Social network particularly Facebook has attached itself to the life of many and R is a very powerful tool which allows us to havest the Facebook data. This blog will guide you to make a count of a specific word from all your posts.
Here is the short step-by-step guide on how to extract Facebook data from your account:
Note: In this guide, I will use data for “Posts” and “Photos & Videos” only.
First, I load the neccessary libraries:
## Package "jasonlite": This package have tools to map between the data found in the .JSON file downloaded from Facebook and R data type.
library(jsonlite)
## Package "tidyverse": This package is very popular which many useful tools such as ggplot2, dplyr, tidyr, readr,...
library(tidyverse)
## ── Attaching packages ─────────────────────────── tidyverse 1.2.1 ──
## ✔ ggplot2 3.1.0 ✔ purrr 0.3.2
## ✔ tibble 2.1.1 ✔ dplyr 0.8.0.1
## ✔ tidyr 0.8.3 ✔ stringr 1.4.0
## ✔ readr 1.3.1 ✔ forcats 0.4.0
## ── Conflicts ────────────────────────────── tidyverse_conflicts() ──
## ✖ dplyr::filter() masks stats::filter()
## ✖ purrr::flatten() masks jsonlite::flatten()

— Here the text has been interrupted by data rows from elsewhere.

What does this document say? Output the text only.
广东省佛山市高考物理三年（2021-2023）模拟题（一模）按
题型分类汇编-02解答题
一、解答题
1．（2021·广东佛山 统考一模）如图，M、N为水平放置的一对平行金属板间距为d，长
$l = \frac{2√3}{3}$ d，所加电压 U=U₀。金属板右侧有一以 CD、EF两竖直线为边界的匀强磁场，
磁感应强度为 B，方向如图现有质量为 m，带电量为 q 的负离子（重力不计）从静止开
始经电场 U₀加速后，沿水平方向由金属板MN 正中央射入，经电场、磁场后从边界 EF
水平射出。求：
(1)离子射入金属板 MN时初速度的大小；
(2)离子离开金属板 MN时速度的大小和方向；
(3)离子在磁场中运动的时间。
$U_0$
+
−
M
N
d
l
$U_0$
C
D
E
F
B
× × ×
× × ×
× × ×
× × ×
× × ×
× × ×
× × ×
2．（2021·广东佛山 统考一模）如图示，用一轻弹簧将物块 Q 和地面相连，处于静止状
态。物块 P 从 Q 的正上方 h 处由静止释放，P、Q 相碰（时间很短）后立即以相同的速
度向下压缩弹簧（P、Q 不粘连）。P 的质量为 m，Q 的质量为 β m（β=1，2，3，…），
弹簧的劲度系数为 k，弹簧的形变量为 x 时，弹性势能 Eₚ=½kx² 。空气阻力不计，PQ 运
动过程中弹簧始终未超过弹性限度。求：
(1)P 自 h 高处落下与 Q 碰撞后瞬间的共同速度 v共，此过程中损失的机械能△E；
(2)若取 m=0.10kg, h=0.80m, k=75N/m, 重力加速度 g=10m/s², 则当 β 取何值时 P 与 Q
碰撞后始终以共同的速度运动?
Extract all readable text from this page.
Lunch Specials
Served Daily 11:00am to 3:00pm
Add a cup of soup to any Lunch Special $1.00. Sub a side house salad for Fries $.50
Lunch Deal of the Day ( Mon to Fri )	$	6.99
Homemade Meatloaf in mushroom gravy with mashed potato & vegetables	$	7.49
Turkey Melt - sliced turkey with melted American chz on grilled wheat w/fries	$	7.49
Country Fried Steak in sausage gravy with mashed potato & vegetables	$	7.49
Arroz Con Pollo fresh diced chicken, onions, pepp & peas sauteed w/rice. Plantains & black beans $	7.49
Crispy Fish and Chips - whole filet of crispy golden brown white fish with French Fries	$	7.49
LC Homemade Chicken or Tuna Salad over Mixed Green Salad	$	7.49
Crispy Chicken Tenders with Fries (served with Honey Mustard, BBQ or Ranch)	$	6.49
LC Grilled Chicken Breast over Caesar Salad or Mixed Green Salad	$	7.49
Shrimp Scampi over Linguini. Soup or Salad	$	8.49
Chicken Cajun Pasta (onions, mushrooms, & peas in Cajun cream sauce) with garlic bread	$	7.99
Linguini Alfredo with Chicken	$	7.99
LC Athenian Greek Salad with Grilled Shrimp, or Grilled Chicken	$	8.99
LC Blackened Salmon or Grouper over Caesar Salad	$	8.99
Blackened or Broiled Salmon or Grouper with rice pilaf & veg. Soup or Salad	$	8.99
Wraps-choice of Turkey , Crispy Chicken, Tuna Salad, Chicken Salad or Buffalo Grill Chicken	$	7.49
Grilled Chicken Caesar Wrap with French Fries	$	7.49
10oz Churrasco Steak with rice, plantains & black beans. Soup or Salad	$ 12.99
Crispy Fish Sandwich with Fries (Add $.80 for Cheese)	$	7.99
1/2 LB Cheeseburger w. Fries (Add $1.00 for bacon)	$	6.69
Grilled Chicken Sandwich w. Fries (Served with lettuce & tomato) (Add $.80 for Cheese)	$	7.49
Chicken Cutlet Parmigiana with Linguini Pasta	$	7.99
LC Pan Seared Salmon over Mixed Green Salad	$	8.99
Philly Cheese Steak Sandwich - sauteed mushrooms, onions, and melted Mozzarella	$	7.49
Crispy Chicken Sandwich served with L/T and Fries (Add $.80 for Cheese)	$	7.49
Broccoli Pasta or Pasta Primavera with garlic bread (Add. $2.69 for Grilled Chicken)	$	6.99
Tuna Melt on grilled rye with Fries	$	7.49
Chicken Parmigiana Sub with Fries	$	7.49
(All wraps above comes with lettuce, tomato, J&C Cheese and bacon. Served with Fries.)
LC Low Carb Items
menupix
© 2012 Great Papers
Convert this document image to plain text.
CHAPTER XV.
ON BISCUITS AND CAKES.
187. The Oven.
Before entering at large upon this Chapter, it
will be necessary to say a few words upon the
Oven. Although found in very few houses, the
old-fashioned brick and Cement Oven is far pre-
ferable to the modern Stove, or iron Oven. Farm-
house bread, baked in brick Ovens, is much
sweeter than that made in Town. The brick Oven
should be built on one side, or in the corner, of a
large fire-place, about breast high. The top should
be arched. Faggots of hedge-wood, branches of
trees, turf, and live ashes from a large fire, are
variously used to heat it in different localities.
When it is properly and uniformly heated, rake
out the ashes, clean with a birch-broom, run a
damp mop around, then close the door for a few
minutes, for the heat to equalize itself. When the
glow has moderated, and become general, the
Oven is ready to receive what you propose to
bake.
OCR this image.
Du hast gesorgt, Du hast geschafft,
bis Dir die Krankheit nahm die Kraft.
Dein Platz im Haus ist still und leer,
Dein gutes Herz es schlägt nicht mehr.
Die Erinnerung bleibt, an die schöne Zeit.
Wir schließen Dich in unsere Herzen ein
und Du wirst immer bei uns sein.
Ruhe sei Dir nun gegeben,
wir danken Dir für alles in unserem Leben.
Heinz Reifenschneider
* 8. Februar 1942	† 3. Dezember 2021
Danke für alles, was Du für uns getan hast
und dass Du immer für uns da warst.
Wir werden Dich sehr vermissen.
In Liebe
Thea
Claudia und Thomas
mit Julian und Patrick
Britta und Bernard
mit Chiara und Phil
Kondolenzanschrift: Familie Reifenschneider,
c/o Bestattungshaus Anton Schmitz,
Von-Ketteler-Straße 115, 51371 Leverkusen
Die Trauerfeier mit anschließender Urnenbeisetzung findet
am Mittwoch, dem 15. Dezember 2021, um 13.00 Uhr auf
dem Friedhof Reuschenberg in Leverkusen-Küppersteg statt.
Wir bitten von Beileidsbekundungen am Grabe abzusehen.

## ✖ dplyr::lag() masks stats::lag()
## Package "qdapRegex": This package has tool used for removal/extraction/replacement of abbreviations, dates, dollar amounts, email addresses, hash tags,...
library(qdapRegex)
##
## Attaching package: 'qdapRegex'
## The following object is masked from 'package:dplyr':
##
## explain
## The following object is masked from 'package:ggplot2':
##
## %+%
## The following object is masked from 'package:jsonlite':
##
## validate
## Package "tidytext": This package has tools to turn texts into token for ease of changing the words such as upper and lower cases, numbers and symbols,...
library(tidytext)
Then, I relocate the downloaded JSON file to the appropriated folder of R.
## getwd() will return the current folder that R is working on.
getwd()
## [1] "/Users/dao/dunganduyen"
The downloaded file will be in the .zip format and I want to extract data from the “Posts” folder to the R folder. Then I load the data into variable myposts with the following command:
## Turn .JSON data into data type usable in R.
FBposts = fromJSON("facebook-CopThoiNay/posts/your_posts.json")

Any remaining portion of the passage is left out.